Integration of Computational Techniques for System Modeling and Data Assimilation in Industrial and Life Science Problems

This thesis presents a series of innovative studies demonstrating the development and application of advanced computational and machine learning methodologies to address real-world, three-dimensional problems with significant practical relevance. Unlike conventional research, which often relies on idealized or simplified scenarios, this work directly tackles complex, practical challenges found in everyday engineering and biomedical contexts. The first part of the thesis focuses on the development of a comprehensive system model for a washer-dryer, incorporating both analytical and machine learning approaches to predict the work cycle of a fan/heater module. The second part investigates the wake flow fields of wind turbines, a key factor in optimizing renewable energy generation in wind farms. Through advanced simulations and dimensionality reduction techniques, the analysis explores the effects of ice accretion, structural flexibility, and turbulence, offering actionable insights for enhancing wind farm layouts and turbine performance. The third and fourth chapters introduce a novel approach to cooling system optimization, leveraging neural networks for flow prediction and deep reinforcement learning for intelligent control. Finally, the thesis addresses a critical biomedical challenge: predicting boundary conditions in cardiovascular flows using data assimilation.
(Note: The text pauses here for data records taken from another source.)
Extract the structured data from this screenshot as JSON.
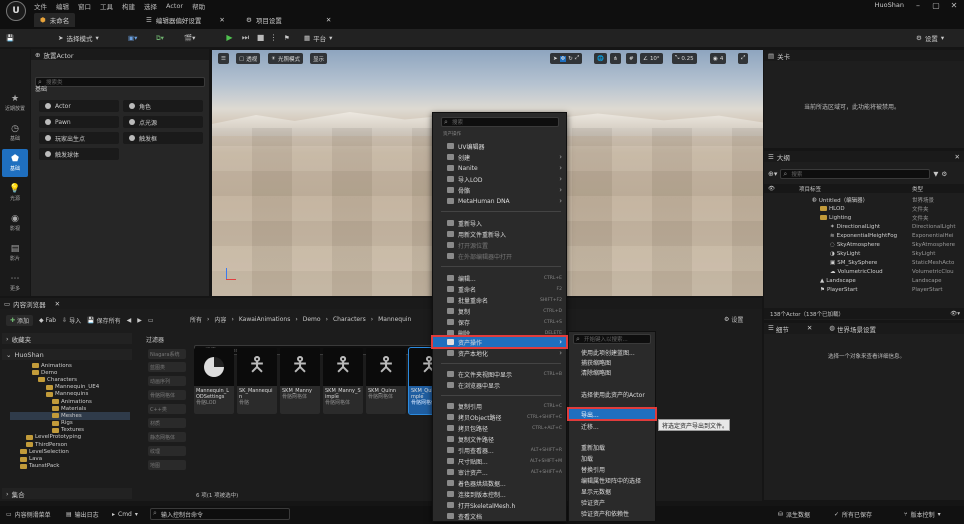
{
  "menubar": {
    "items": [
      "文件",
      "编辑",
      "窗口",
      "工具",
      "构建",
      "选择",
      "Actor",
      "帮助"
    ],
    "user": "HuoShan"
  },
  "tabs": {
    "level": "未命名",
    "prefs": "编辑器偏好设置",
    "project": "项目设置"
  },
  "toolbar": {
    "mode": "选择模式",
    "platform": "平台",
    "settings": "设置"
  },
  "leftnav": [
    {
      "label": "近期放置",
      "icon": "star-icon"
    },
    {
      "label": "基础",
      "icon": "clock-icon"
    },
    {
      "label": "基础",
      "icon": "shapes-icon"
    },
    {
      "label": "光源",
      "icon": "light-icon"
    },
    {
      "label": "影视",
      "icon": "camera-icon"
    },
    {
      "label": "影片",
      "icon": "film-icon"
    },
    {
      "label": "更多",
      "icon": "more-icon"
    }
  ],
  "place": {
    "title": "放置Actor",
    "search_placeholder": "搜索类",
    "section": "基础",
    "items": [
      "Actor",
      "角色",
      "Pawn",
      "点光源",
      "玩家出生点",
      "触发框",
      "触发球体"
    ]
  },
  "viewport": {
    "perspective": "透视",
    "lit": "光照模式",
    "show": "显示",
    "grid_angle": "10°",
    "scale": "0.25",
    "speed": "4"
  },
  "details_top": {
    "title": "关卡",
    "message": "当前所选区域可，此功能将被禁用。"
  },
  "outliner": {
    "title": "大纲",
    "search_placeholder": "搜索",
    "col_label": "项目标签",
    "col_type": "类型",
    "rows": [
      {
        "label": "Untitled（编辑器）",
        "type": "世界场景"
      },
      {
        "label": "HLOD",
        "type": "文件夹"
      },
      {
        "label": "Lighting",
        "type": "文件夹"
      },
      {
        "label": "DirectionalLight",
        "type": "DirectionalLight"
      },
      {
        "label": "ExponentialHeightFog",
        "type": "ExponentialHei"
      },
      {
        "label": "SkyAtmosphere",
        "type": "SkyAtmosphere"
      },
      {
        "label": "SkyLight",
        "type": "SkyLight"
      },
      {
        "label": "SM_SkySphere",
        "type": "StaticMeshActo"
      },
      {
        "label": "VolumetricCloud",
        "type": "VolumetricClou"
      },
      {
        "label": "Landscape",
        "type": "Landscape"
      },
      {
        "label": "PlayerStart",
        "type": "PlayerStart"
      }
    ],
    "count": "138个Actor（138个已加载）"
  },
  "details": {
    "tab1": "细节",
    "tab2": "世界场景设置",
    "message": "选择一个对象来查看详细信息。"
  },
  "content": {
    "title": "内容浏览器",
    "add": "添加",
    "fab": "Fab",
    "import": "导入",
    "save_all": "保存所有",
    "path": [
      "所有",
      "内容",
      "KawaiAnimations",
      "Demo",
      "Characters",
      "Mannequin"
    ],
    "settings": "设置",
    "favorites": "收藏夹",
    "project": "HuoShan",
    "collections": "集合",
    "filters_title": "过滤器",
    "search_placeholder": "搜索 Meshes",
    "status": "6 项(1 项被选中)",
    "tree": [
      "Animations",
      "Demo",
      "Characters",
      "Mannequin_UE4",
      "Mannequins",
      "Animations",
      "Materials",
      "Meshes",
      "Rigs",
      "Textures",
      "LevelPrototyping",
      "ThirdPerson",
      "LevelSelection",
      "Lava",
      "TaunstPack"
    ],
    "filters": [
      "Niagara系统",
      "蓝图类",
      "动画序列",
      "骨骼网格体",
      "C++类",
      "材质",
      "静态网格体",
      "纹理",
      "地图"
    ],
    "assets": [
      {
        "name": "Mannequin_LODSettings",
        "type": "骨骼LOD"
      },
      {
        "name": "SK_Mannequin",
        "type": "骨骼"
      },
      {
        "name": "SKM_Manny",
        "type": "骨骼网格体"
      },
      {
        "name": "SKM_Manny_Simple",
        "type": "骨骼网格体"
      },
      {
        "name": "SKM_Quinn",
        "type": "骨骼网格体"
      },
      {
        "name": "SKM_Quinn_Simple",
        "type": "骨骼网格体"
      }
    ]
  },
  "context_menu": {
    "search_placeholder": "搜索",
    "section1": "资产操作",
    "items": [
      {
        "label": "UV编辑器",
        "sc": ""
      },
      {
        "label": "创建",
        "sc": "",
        "arrow": true
      },
      {
        "label": "Nanite",
        "sc": "",
        "arrow": true
      },
      {
        "label": "导入LOD",
        "sc": "",
        "arrow": true
      },
      {
        "label": "骨骼",
        "sc": "",
        "arrow": true
      },
      {
        "label": "MetaHuman DNA",
        "sc": "",
        "arrow": true
      },
      {
        "label": "重新导入",
        "sc": ""
      },
      {
        "label": "用新文件重新导入",
        "sc": ""
      },
      {
        "label": "打开源位置",
        "sc": "",
        "dis": true
      },
      {
        "label": "在外部编辑器中打开",
        "sc": "",
        "dis": true
      },
      {
        "label": "编辑...",
        "sc": "CTRL+E"
      },
      {
        "label": "重命名",
        "sc": "F2"
      },
      {
        "label": "批量重命名",
        "sc": "SHIFT+F2"
      },
      {
        "label": "复制",
        "sc": "CTRL+D"
      },
      {
        "label": "保存",
        "sc": "CTRL+S"
      },
      {
        "label": "删除",
        "sc": "DELETE"
      },
      {
        "label": "资产操作",
        "sc": "",
        "arrow": true,
        "hl": true
      },
      {
        "label": "资产本地化",
        "sc": "",
        "arrow": true
      },
      {
        "label": "在文件夹视图中显示",
        "sc": "CTRL+B"
      },
      {
        "label": "在浏览器中显示",
        "sc": ""
      },
      {
        "label": "复制引用",
        "sc": "CTRL+C"
      },
      {
        "label": "拷贝Object路径",
        "sc": "CTRL+SHIFT+C"
      },
      {
        "label": "拷贝包路径",
        "sc": "CTRL+ALT+C"
      },
      {
        "label": "复制文件路径",
        "sc": ""
      },
      {
        "label": "引用查看器...",
        "sc": "ALT+SHIFT+R"
      },
      {
        "label": "尺寸贴图...",
        "sc": "ALT+SHIFT+M"
      },
      {
        "label": "审计资产...",
        "sc": "ALT+SHIFT+A"
      },
      {
        "label": "着色器烘焙数据...",
        "sc": ""
      },
      {
        "label": "连接到版本控制...",
        "sc": ""
      },
      {
        "label": "打开SkeletalMesh.h",
        "sc": ""
      },
      {
        "label": "查看文档",
        "sc": ""
      }
    ]
  },
  "submenu": {
    "search_placeholder": "开始键入以搜索...",
    "items": [
      "使用此项创建蓝图...",
      "捕获缩略图",
      "清除缩略图",
      "选择使用此资产的Actor",
      "导出...",
      "迁移...",
      "重新加载",
      "加载",
      "替换引用",
      "编辑属性矩阵中的选择",
      "显示元数据",
      "验证资产",
      "验证资产和依赖性"
    ]
  },
  "tooltip": "将选定资产导出到文件。",
  "statusbar": {
    "drawer": "内容侧滑菜单",
    "output": "输出日志",
    "cmd": "Cmd",
    "console_placeholder": "输入控制台命令",
    "derived": "派生数据",
    "saved": "所有已保存",
    "revision": "版本控制"
  },
  "accent": "#1f6fbf",
  "highlight": "#e03c3c"
}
By integrating the full Navier-Stokes equations with observational data, the research achieves unprecedented accuracy in modeling patient-specific blood flow dynamics, with direct implications for diagnostic and therapeutic applications. Collectively, this thesis advances the state-of-the-art in computational modeling by applying cutting-edge techniques to practical, high-dimensional, and non-linear problems in diverse domains. The methodologies and insights presented herein establish a foundation for tackling complex real-world problems.